2. El Kaoutari A, Armougom F, Gordon JI, Raoult D, Henrissat B. The abundance and variety of carbohydrate-active enzymes in the human gut microbiota. Nature reviews Microbiology 2013;11(7):497-504. doi: 10.1038/nrmicro3050.
3. Gibson GR, Hutkins R, Sanders ME, Prescott SL, Reimer RA, Salminen SJ, Scott K, Stanton C, Swanson KS, Cani PD, et al. Expert consensus document: The International Scientific Association for Probiotics and Prebiotics (ISAPP) consensus statement on the definition and scope of prebiotics.
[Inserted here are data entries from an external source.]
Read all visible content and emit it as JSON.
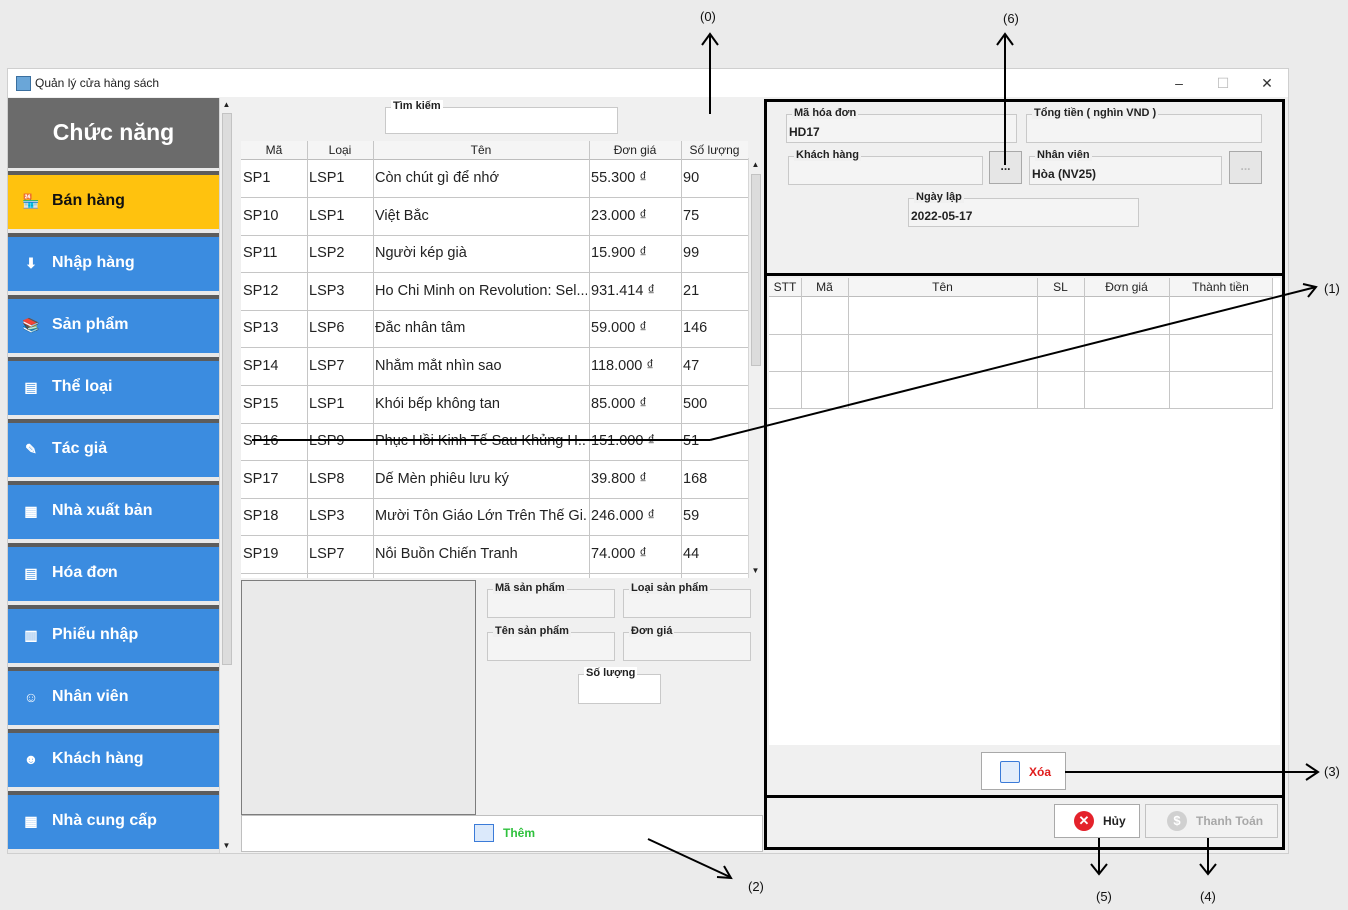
{
  "callouts": [
    "(0)",
    "(1)",
    "(2)",
    "(3)",
    "(4)",
    "(5)",
    "(6)"
  ],
  "window": {
    "title": "Quản lý cửa hàng sách",
    "minimize": "–",
    "maximize": "☐",
    "close": "✕"
  },
  "sidebar": {
    "heading": "Chức năng",
    "items": [
      {
        "label": "Bán hàng",
        "icon": "shop-icon",
        "active": true
      },
      {
        "label": "Nhập hàng",
        "icon": "import-icon"
      },
      {
        "label": "Sản phẩm",
        "icon": "product-icon"
      },
      {
        "label": "Thể loại",
        "icon": "category-icon"
      },
      {
        "label": "Tác giả",
        "icon": "author-icon"
      },
      {
        "label": "Nhà xuất bản",
        "icon": "building-icon"
      },
      {
        "label": "Hóa đơn",
        "icon": "invoice-icon"
      },
      {
        "label": "Phiếu nhập",
        "icon": "receipt-icon"
      },
      {
        "label": "Nhân viên",
        "icon": "employee-icon"
      },
      {
        "label": "Khách hàng",
        "icon": "customer-icon"
      },
      {
        "label": "Nhà cung cấp",
        "icon": "supplier-icon"
      }
    ]
  },
  "search": {
    "label": "Tìm kiếm",
    "value": ""
  },
  "products": {
    "columns": [
      "Mã",
      "Loại",
      "Tên",
      "Đơn giá",
      "Số lượng"
    ],
    "rows": [
      [
        "SP1",
        "LSP1",
        "Còn chút gì để nhớ",
        "55.300 ₫",
        "90"
      ],
      [
        "SP10",
        "LSP1",
        "Việt Bắc",
        "23.000 ₫",
        "75"
      ],
      [
        "SP11",
        "LSP2",
        "Người kép già",
        "15.900 ₫",
        "99"
      ],
      [
        "SP12",
        "LSP3",
        "Ho Chi Minh on Revolution: Sel...",
        "931.414 ₫",
        "21"
      ],
      [
        "SP13",
        "LSP6",
        "Đắc nhân tâm",
        "59.000 ₫",
        "146"
      ],
      [
        "SP14",
        "LSP7",
        "Nhắm mắt nhìn sao",
        "118.000 ₫",
        "47"
      ],
      [
        "SP15",
        "LSP1",
        "Khói bếp không tan",
        "85.000 ₫",
        "500"
      ],
      [
        "SP16",
        "LSP9",
        "Phục Hồi Kinh Tế Sau Khủng H...",
        "151.000 ₫",
        "51"
      ],
      [
        "SP17",
        "LSP8",
        "Dế Mèn phiêu lưu ký",
        "39.800 ₫",
        "168"
      ],
      [
        "SP18",
        "LSP3",
        "Mười Tôn Giáo Lớn Trên Thế Gi...",
        "246.000 ₫",
        "59"
      ],
      [
        "SP19",
        "LSP7",
        "Nỗi Buồn Chiến Tranh",
        "74.000 ₫",
        "44"
      ]
    ]
  },
  "product_detail": {
    "ma_label": "Mã sản phẩm",
    "loai_label": "Loại sản phẩm",
    "ten_label": "Tên sản phẩm",
    "gia_label": "Đơn giá",
    "sl_label": "Số lượng",
    "add_button": "Thêm"
  },
  "invoice": {
    "ma_label": "Mã hóa đơn",
    "ma_value": "HD17",
    "tong_label": "Tổng tiền ( nghìn VND )",
    "tong_value": "",
    "kh_label": "Khách hàng",
    "kh_value": "",
    "kh_button": "...",
    "nv_label": "Nhân viên",
    "nv_value": "Hòa (NV25)",
    "nv_button": "...",
    "ngay_label": "Ngày lập",
    "ngay_value": "2022-05-17",
    "columns": [
      "STT",
      "Mã",
      "Tên",
      "SL",
      "Đơn giá",
      "Thành tiền"
    ],
    "delete_button": "Xóa",
    "cancel_button": "Hủy",
    "pay_button": "Thanh Toán"
  }
}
Nature reviews Gastroenterology & hepatology 2017;14(8):491-502. doi: 10.1038/nrgastro.2017.75.
4. Duncan SH, Louis P, Flint HJ. Lactate-utilizing bacteria, isolated from human feces, that produce butyrate as a major fermentation product. Applied and environmental microbiology 2004;70(10):5810-7. doi: 10.1128/aem.70.10.5810-5817.2004.
5. Ohman L, Tornblom H, Simren M. Crosstalk at the mucosal border: importance of the gut microenvironment in IBS. Nature reviews Gastroenterology & hepatology 2015;12(1):36-49. doi: 10.1038/nrgastro.2014.200.
6. Marchesi JR, Adams DH, Fava F, Hermes GD, Hirschfield GM, Hold G, Quraishi MN, Kinross J, Smidt H, Tuohy KM, et al. The gut microbiota and host health: a new clinical frontier. Gut 2016;65(2):330-9. doi: 10.1136/gutjnl-2015-309990.
7. Windey K, De Preter V, Verbeke K. Relevance of protein fermentation to gut health. Molecular nutrition & food research 2012;56(1):184-96. doi: 10.1002/mnfr.201100542.